Series review: Meta Thai series 'Lovely Writer' challenges stereotypes, tropes in BL genre

Josiah Antonio, ABS-CBN News

Posted at May 14 2021 05:40 PM | Updated as of May 14 2021 08:19 PM

Series review: Meta Thai series 'Lovely Writer' challenges stereotypes, tropes in BL genre 1
Nubsib (Kao Noppakao, left) plays the piano beside Gene (Up Poompat, right) in the finale episode of the Thai boys' love series "Lovely Writer." Screenshot

This article contains spoilers of "Lovely Writer."

MANILA — The recently concluded Thai series “Lovely Writer” has challenged various tropes and stereotypes in the boys’ love genre with its meta approach.

First aired on the local network Channel 3, the series revolves around the author Gene (Up Poompat) and his journey to finish writing yet another BL novel. 

In his writing process, Gene draws inspiration from actor Nubsib (Kao Noppakao), the protagonist of the TV adaptation of his latest hit novel, “Bad Engineer.”

Nubsib and Gene’s bond in the production process and glimpses to the past will shed light on how the BL genre has come along, and in what direction should it go moving forward.

It was not afraid to come for all the hit BL series to date with its meta flare and has shown various tropes in the genre, like having engineering characters mimicking series like “Sotus,” gender roles, and even recreating classics like Romeo and Juliet, making it reminiscent to Noppakao’s iconic first sequence in hit BL series "Until We Meet Again" to some fans.

The show has also addressed how gender stereotypes come into play in terms of casting BL roles. It expects certain gender roles of being masculine and dominant, while the latter should be feminine and submissive, even attempting to intervene with Aoey's (Bruce Sirikorn) love life and sexuality. 

However, the main couple’s fluidly has challenged that norm, stressing that gender roles should not be imposed as depicted in the media. 

Bold statements were also made, like how producers tend to overrule the story’s independence with product placements dominantly targeting women. 

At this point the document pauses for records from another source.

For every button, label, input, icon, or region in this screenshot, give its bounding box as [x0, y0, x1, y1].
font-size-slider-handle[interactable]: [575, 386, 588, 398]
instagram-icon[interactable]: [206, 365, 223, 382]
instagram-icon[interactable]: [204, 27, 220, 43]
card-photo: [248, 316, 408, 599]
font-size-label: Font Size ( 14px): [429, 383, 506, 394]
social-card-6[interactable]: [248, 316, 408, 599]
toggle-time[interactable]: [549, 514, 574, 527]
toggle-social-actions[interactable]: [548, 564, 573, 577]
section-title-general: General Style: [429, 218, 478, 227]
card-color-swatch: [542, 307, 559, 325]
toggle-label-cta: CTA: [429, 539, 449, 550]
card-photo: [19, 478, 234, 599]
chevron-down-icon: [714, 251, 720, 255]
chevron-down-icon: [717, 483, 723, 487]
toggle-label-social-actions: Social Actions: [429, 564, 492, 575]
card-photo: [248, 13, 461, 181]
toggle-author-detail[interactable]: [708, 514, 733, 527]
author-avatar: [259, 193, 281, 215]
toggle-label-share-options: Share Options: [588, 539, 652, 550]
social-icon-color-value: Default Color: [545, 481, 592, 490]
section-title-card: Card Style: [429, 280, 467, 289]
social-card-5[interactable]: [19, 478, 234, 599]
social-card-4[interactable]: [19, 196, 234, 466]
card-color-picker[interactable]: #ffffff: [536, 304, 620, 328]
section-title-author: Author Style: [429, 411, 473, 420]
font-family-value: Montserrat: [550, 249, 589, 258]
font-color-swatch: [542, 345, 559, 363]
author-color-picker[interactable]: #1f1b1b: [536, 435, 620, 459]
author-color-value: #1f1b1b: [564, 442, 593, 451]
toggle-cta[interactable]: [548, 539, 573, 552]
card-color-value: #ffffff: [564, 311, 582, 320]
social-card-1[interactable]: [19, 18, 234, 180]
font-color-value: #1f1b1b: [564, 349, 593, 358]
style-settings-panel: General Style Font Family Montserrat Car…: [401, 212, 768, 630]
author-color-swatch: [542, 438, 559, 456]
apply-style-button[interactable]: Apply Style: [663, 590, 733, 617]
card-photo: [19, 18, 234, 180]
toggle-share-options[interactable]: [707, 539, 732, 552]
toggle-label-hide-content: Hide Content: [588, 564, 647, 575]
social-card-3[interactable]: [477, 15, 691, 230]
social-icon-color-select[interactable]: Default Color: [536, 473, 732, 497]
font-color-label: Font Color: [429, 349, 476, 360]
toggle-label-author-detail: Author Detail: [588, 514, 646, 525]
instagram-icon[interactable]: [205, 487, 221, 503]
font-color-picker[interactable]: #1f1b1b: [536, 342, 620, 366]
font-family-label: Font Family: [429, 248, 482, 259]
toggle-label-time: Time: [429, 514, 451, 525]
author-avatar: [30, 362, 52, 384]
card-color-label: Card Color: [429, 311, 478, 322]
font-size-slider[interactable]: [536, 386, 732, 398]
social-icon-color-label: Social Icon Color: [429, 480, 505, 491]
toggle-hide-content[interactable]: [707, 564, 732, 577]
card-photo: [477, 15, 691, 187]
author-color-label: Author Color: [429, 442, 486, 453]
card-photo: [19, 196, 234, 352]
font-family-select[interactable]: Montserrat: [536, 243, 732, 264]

For example, both Gene and Nubsib’s parents were giggly with the BL genre, but they were hesitant when they figured out their sons are in a romantic relationship. The former's friend from school was a huge fan of the BL genre, but was not vocal in defending his friend’s sexuality around heterosexual men. 

It has criticized how fans have crossed the line with the personal lives of BL artists. Gene and Nubsib’s relationship went on hiatus as fans have targeted the former through trial by publicity. 

This depicts how the current landscape of the genre is not healthy on both sides. It has brought people to a fantasy where even private matters of the artists are even directed by the public.

The series had a brilliant premise to show how the creative process works through the characters of Gene, Hin (Kenji Wasin), and their boss Bua.

The boss emphasized how nonchalant scenes have become a big factor in making BL a hit, but the series challenged it through caricature. 

However, throughout the writing process, Gene was firm to narrate an anti-thesis to his new novel with his relationship with Nubsib, eventually convincing their boss to do it. 

Gene’s ties with his father, who had a romantic relationship with a guy before meeting his wife, led him to his firm stance and hopes of changing the narrative of queer people in the BL genre.

The series hopes to follow the footsteps of Bua embracing the changes in the genre, and Gene's decisiveness and the queer community to navigate their own story.